CXLVI
Descrive in se medesimo la natura e la sollecitudine de' gelosi.
Geloso amante, apro mill'occhi e giro,
E mille orecchi ad ogni suono intenti,
E sol di cieco horror larve e spaventi,
4Quasi animal ch'adombre, odo e rimiro.
S'apre un riso costei, se 'n dolce giro
Lieta rivolge i begli occhi lucenti,
Se tinta di pietà gli altrui lamenti
8Accoglie, o move un detto od un sospiro,
Temo ch'altri ne goda, e che m'invole
L'aura e la luce; e ben mi duol che spieghi
11Raggio di sua bellezza in alcun lato.
Si nieghi a me, pur ch'a ciascun si nieghi:
Che quando altrui non splenda il mio bel Sole,
14Ne le tenebre ancor vivrò beato.
- 1a. «Geloso amante»: finge che 'l geloso sia uno mostro con mille occhi e mille orecchie, ma allegoricamente per [1b] «occhi» e per [2a] «orecchi» intende i pensieri del geloso.
- 5a. «S'apre un riso costei»: narra molte cose che soglion esser cagion de la gelosia.
- 9a. «Temo ch'altri ne goda»: dice quel che è la gelosia, cioè timore ch'altri non goda de la bellezza de la cosa amata.
- 9b-10a. «e che m'invole | L'aura e la luce»: pare che 'l sospetto sia tanto che si stenda ancora a le cose impossibili, e somiglia a quello: «Pur come Donna in un vestire schietto | Celi un huom vivo, e sotto un bianco velo».
- 11a. «Si nieghi a me»: descrive la natura del geloso, simile a quella de l'invidioso, la qual, come dice ARISTOTELE nel secondo de la Retorica, è molestia, per la prosperità de' simili.
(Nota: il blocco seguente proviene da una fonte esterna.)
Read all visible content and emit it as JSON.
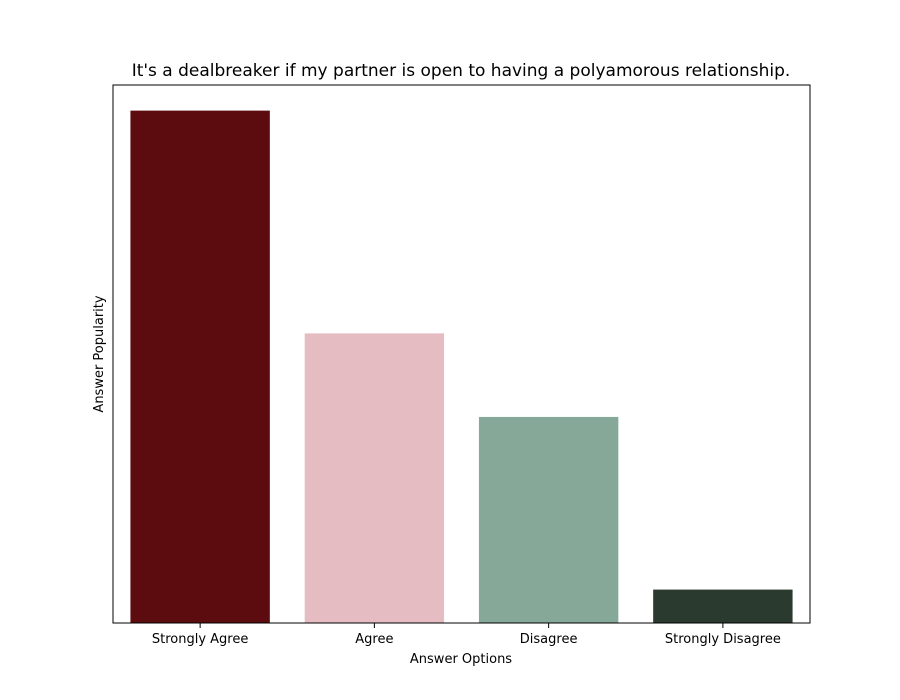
{
  "chart_data": {
    "type": "bar",
    "title": "It's a dealbreaker if my partner is open to having a polyamorous relationship.",
    "xlabel": "Answer Options",
    "ylabel": "Answer Popularity",
    "categories": [
      "Strongly Agree",
      "Agree",
      "Disagree",
      "Strongly Disagree"
    ],
    "values": [
      0.46,
      0.26,
      0.185,
      0.03
    ],
    "colors": [
      "#5c0c0e",
      "#e6bcc3",
      "#85a899",
      "#2b3a2e"
    ],
    "ylim": [
      0,
      0.483
    ],
    "y_ticks_shown": false,
    "grid": false,
    "legend": false
  }
}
Cioè non si dogliono tanto per la privatione, quanto perchè gl'altri posseggono quello che lor manca, et quella differenza distingue l'invidia da l'emulatione. Perchè l'emulo si duole non perchè gl'altri godano, ma perch'esso non gode similmente. Ma il geloso, per opinione de l'Autore, in ciò è diverso da l'emulo et è più somigliante a colui che porta invidia.